Cyclistes et trotteurs, unissez-vous !
Adrien Lelièvre est journaliste aux Echos, spécialiste de l’industrie de la micromobilité et cycliste urbain 365 jours par an. Pour lui, l’explosion du l’usage des EDPM est une bonne nouvelle pour le vélo.
Il pourrait être tentant de ranger les engins de déplacement personnel motorisés (trottinettes électriques, gyroroues, gyropodes et skates électriques) dans la catégorie des gadgets inutiles. Mais ce serait faire preuve d’une forme de mépris et, plus grave, ignorer qu’ils sont le symptôme d’une révolution plus profonde à l’œuvre dans les villes françaises.
La trottinette est la figure de proue de ces nouveaux véhicules. ll s’en est vendu 232 000 exemplaires en 2018. Et ce n’est qu’un début : les ventes devraient atteindre 350 000 unités en 2019, selon les projections du cabinet Smart Mobility Lab. La barre du million pourrait être franchie dès 2022.
La trottinette dans le code de la route
Ces chiffres sont d’autant plus spectaculaires que les EDPM étaient hors la loi jusqu’à la fin octobre. Après des mois de polémiques, principalement liées à l’arrivée des opérateurs de free floating, l’Etat a fait entrer ces véhicules dans le Code de la route.
Résultat : les utilisateurs de trottinettes électriques doivent être âgés de plus de douze ans. Ils ont l’obligation d’emprunter les pistes cyclables en ville (quand elles existent) et d’utiliser des véhicules bridés à 25 km/h – soit la vitesse des vélos à assistance électrique. La circulation sur les trottoirs est interdite.
Points communs
Cette réglementation était nécessaire. Il n’est toutefois pas certain qu’elle dissipe la méfiance qu’inspirent ces véhicules à une partie de la communauté cycliste. Les EDPM ont pourtant beaucoup de points communs avec les vélos : ils sont légers, silencieux, non émissifs en CO2 et ludiques – essayez, vous verrez !

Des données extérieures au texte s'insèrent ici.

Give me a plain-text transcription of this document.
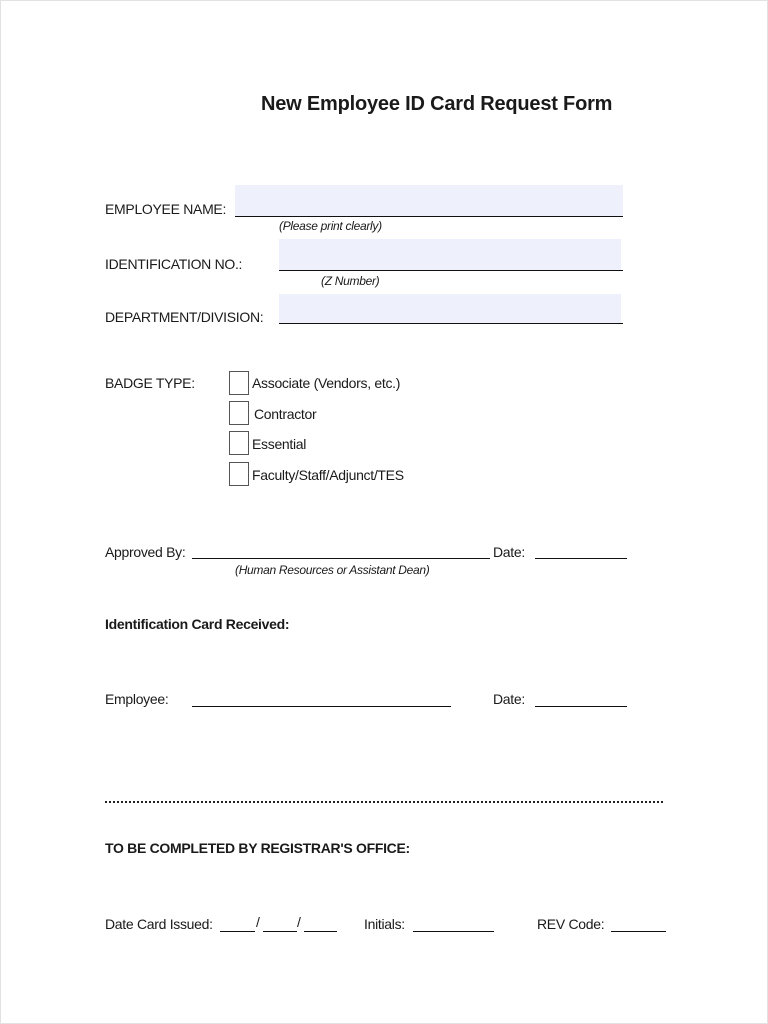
New Employee ID Card Request Form
EMPLOYEE NAME:
(Please print clearly)
IDENTIFICATION NO.:
(Z Number)
DEPARTMENT/DIVISION:
BADGE TYPE:	Associate (Vendors, etc.)
Contractor
Essential
Faculty/Staff/Adjunct/TES
Approved By:	Date:
(Human Resources or Assistant Dean)
Identification Card Received:
Employee:	Date:
TO BE COMPLETED BY REGISTRAR'S OFFICE:
Date Card Issued:	/	/	Initials:	REV Code:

Ils favorisent les déplacements multimodaux (trottinette + train par exemple) et sont faciles à ranger sous un bureau ou dans un appartement. Ils permettent enfin à leurs usagers de se réapproprier les villes où ils circulent.
Les détracteurs des EDPM aiment rappeler qu’ils ne représentent pas une mobilité active – une différence de taille avec le vélo, dont les bienfaits en matière de santé sont connus. Faut-il pour autant les condamner ? Le métro, le bus et le train ne sont pas non plus des modes actifs. Or leur développement est indispensable pour convaincre les Français de laisser leur voiture au garage.
L’autre reproche souvent fait aux EDPM est environnemental. Il n’est pas infondé. A l’image des VAE, ces véhicules fonctionnent avec des batteries électriques, lesquelles contiennent des métaux rares. Malgré tout, les EDPM restent relativement sobres par rapport aux automobiles.
Peser pendant les municipales
Au lieu de se diviser, les représentants du monde du vélo et des EDPM ont plutôt intérêt à unir leurs forces pour convaincre les responsables politiques de construire de meilleures infrastructures cyclables (pistes larges et séparées de la chaussée, stationnement à proximité des gares). Le timing est idéal : les élections municipales de 2020 approchent et les candidats ont rarement été aussi réceptifs aux arguments des partisans des mobilités douces.
Adrien Lelièvre
Journaliste aux Echos
La « micromobilité » est au service de « l’hypermobilité »
Pour André Motte, poète révolutionnaire, il faut rester prudent quant à l’alliance tactique des cyclistes avec les EDPM.
Ils ont deux roues, un guidon, ils ne font pas de bruit, ne sentent pas le gazole… Ils ressemblent à un vélo, au fond. Et il y a effectivement bien des raisons de penser que le destin du vélo se lie inextricablement avec tous les engins de déplacements qui émergent. Il me semble cependant qu’il y a quelques différences fondamentales. Philoso-phiques disons. Celles-ci doivent nous inciter à rester prudent dans l’alliance tactique du moment avec nos amis les EDPM.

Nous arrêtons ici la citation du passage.